| name | bug-investigation-and-rca |
| description | Use when fixing or investigating crashes, regressions, flakes, hangs, incorrect outputs, or incidents. |
| metadata | {"short-description":"Bug investigation & RCA"} |
Purpose
This skill exists to make bugfixes diagnosable and repeatable by enforcing evidence → root cause → fix → verification → prevention.
When to use (triggers)
Use this skill when any of these apply:
- Task mentions: bug, regression, flaky, crash, hang, error, incident, outage, “why”, or “root cause”.
- Fixing a test failure that is not a simple typo (behavior-level failure).

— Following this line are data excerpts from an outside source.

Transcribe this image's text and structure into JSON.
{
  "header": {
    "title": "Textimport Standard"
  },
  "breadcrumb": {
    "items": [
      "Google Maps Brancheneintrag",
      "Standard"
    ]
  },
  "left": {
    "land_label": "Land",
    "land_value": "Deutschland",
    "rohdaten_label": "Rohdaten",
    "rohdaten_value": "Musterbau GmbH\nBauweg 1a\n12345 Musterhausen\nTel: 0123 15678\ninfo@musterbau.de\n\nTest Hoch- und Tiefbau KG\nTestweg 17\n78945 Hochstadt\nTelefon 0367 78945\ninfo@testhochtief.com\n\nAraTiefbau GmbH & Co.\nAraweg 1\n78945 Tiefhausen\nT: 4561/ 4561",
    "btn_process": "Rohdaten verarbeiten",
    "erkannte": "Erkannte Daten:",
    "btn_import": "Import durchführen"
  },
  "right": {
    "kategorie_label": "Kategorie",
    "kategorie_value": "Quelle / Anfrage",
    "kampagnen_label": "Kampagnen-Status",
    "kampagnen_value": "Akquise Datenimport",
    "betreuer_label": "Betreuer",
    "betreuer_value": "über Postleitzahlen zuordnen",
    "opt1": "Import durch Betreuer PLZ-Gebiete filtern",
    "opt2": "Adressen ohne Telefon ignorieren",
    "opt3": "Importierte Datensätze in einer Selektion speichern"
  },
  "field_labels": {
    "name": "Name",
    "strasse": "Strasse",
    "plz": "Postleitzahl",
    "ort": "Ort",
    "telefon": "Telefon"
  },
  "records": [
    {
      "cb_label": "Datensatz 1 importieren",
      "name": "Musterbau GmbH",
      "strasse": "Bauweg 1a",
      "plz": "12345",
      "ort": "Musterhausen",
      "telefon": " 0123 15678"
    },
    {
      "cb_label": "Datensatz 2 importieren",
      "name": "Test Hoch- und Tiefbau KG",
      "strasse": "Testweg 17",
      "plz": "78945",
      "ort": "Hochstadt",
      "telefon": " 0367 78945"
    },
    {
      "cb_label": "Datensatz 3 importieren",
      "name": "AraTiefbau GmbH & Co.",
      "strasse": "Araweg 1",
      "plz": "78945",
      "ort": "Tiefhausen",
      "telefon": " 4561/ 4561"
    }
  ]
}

- Introducing workaround/ops mitigation.
- Any change that alters failure-handling paths (exceptions, retries, fallbacks).

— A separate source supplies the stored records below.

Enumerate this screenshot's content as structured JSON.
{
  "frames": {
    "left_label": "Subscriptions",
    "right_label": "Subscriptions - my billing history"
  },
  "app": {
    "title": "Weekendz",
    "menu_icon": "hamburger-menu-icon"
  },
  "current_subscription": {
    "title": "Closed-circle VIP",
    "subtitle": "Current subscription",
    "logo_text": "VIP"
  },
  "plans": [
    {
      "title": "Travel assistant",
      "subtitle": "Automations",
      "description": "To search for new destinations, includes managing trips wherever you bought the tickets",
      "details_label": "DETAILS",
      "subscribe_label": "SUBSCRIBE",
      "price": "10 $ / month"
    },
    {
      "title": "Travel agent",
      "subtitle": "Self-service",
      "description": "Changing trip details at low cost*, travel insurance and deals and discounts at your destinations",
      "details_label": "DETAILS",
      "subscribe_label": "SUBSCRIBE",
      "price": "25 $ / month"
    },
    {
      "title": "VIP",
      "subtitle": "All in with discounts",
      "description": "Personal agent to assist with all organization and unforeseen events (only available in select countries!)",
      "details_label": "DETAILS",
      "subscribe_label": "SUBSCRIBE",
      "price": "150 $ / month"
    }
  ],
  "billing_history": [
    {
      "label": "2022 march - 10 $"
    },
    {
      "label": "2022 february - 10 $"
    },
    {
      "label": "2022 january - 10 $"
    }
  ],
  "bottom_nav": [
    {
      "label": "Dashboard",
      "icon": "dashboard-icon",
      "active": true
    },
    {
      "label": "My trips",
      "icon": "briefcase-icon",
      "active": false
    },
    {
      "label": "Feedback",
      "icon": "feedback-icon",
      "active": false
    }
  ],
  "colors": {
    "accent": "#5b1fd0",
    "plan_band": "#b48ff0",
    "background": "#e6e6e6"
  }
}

How to use (procedure; anti-cheat)
- Reproduce (or explain why reproduction is currently impossible).
- Capture evidence (logs/metrics/traces, stack traces, minimal repro, or failing test output).
- Form hypotheses (max 2) and pick the leading one.
- Validate the hypothesis (add/adjust logging, add a minimal test, or use debugger/tooling).
- Apply the smallest safe fix.
- Verify with tests/repro/tooling output.
- Add prevention actions (at least 1) with a verifiable end state.
If the root cause is a missed workflow/product contract, prevention must include:
- the missing invariant class
- a regression test against the generated workflow, not only helper functions
- a Skill / quality-gate update if the review process failed to route the issue
- a replay fixture or generated artifact snapshot when applicable
For details and guidance, open references/bug-investigation-and-rca.md.
Helper for deterministic artifact bootstrap:
python scripts/init_artifact.py --kind bug-report --slug <ticket-or-topic> (default output: reports/bug-reports/<slug>.md)
Gotchas
- Common pitfall: patching immediately, losing reproducibility and evidence.
Instead: first lock reproduction steps and failure evidence, then secure a minimal repro or failing test.
- Common pitfall: fixing multiple hypotheses at once, making it unclear what worked.
Instead: pick one leading hypothesis, add observation points (logs/tests/metrics), verify, then fix.
- Common pitfall: filling Five Whys with guesses, making prevention vague.
Instead: label each Why as evidence or assumption, and define measurable completion criteria for prevention.
- Common pitfall: shipping a workaround as permanent without follow-up tracking.
Instead: document risk, removal conditions, and tracking ticket, then plan removal timing.
Output expectation (strict format; always emit)
Bug Report (RCA)
- Title:
- Symptom (actual behavior):
- Expected behavior:
- Severity/Impact:
- Environment (versions, platform, config):
- Detection (how it was found):
Reproduction
- Steps to reproduce:
- Minimal repro (if available):
- Frequency:
Evidence
- Logs / stack trace / metrics / traces:
- What changed recently (if known):
Root Cause Analysis (Five Whys)
- Why #1:
- Why #2:
- Why #3:
- Why #4:
- Why #5 (root cause):
Rule: each “Why” must be backed by evidence or a clearly labeled assumption.
Fix
- What changed (summary):
- Why this fix addresses the root cause:
Verification
- Tests run:
- Repro re-run result:
- Tooling run (if relevant):
Prevention (must include at least one, measurable)
- Prevent:
- Detect:
- Mitigate:
- Follow-up tasks (with owners / tracking IDs if available):
- If missed workflow/product contract: missing invariant class, generated-workflow regression, process update, replay fixture or artifact snapshot:
Workaround (only if unavoidable)
- Workaround description:
- Risk:
- Removal plan / tracking:
If reproduction is impossible:
- explicitly state why,
- and what evidence was used instead,
- and what instrumentation/test should be added next.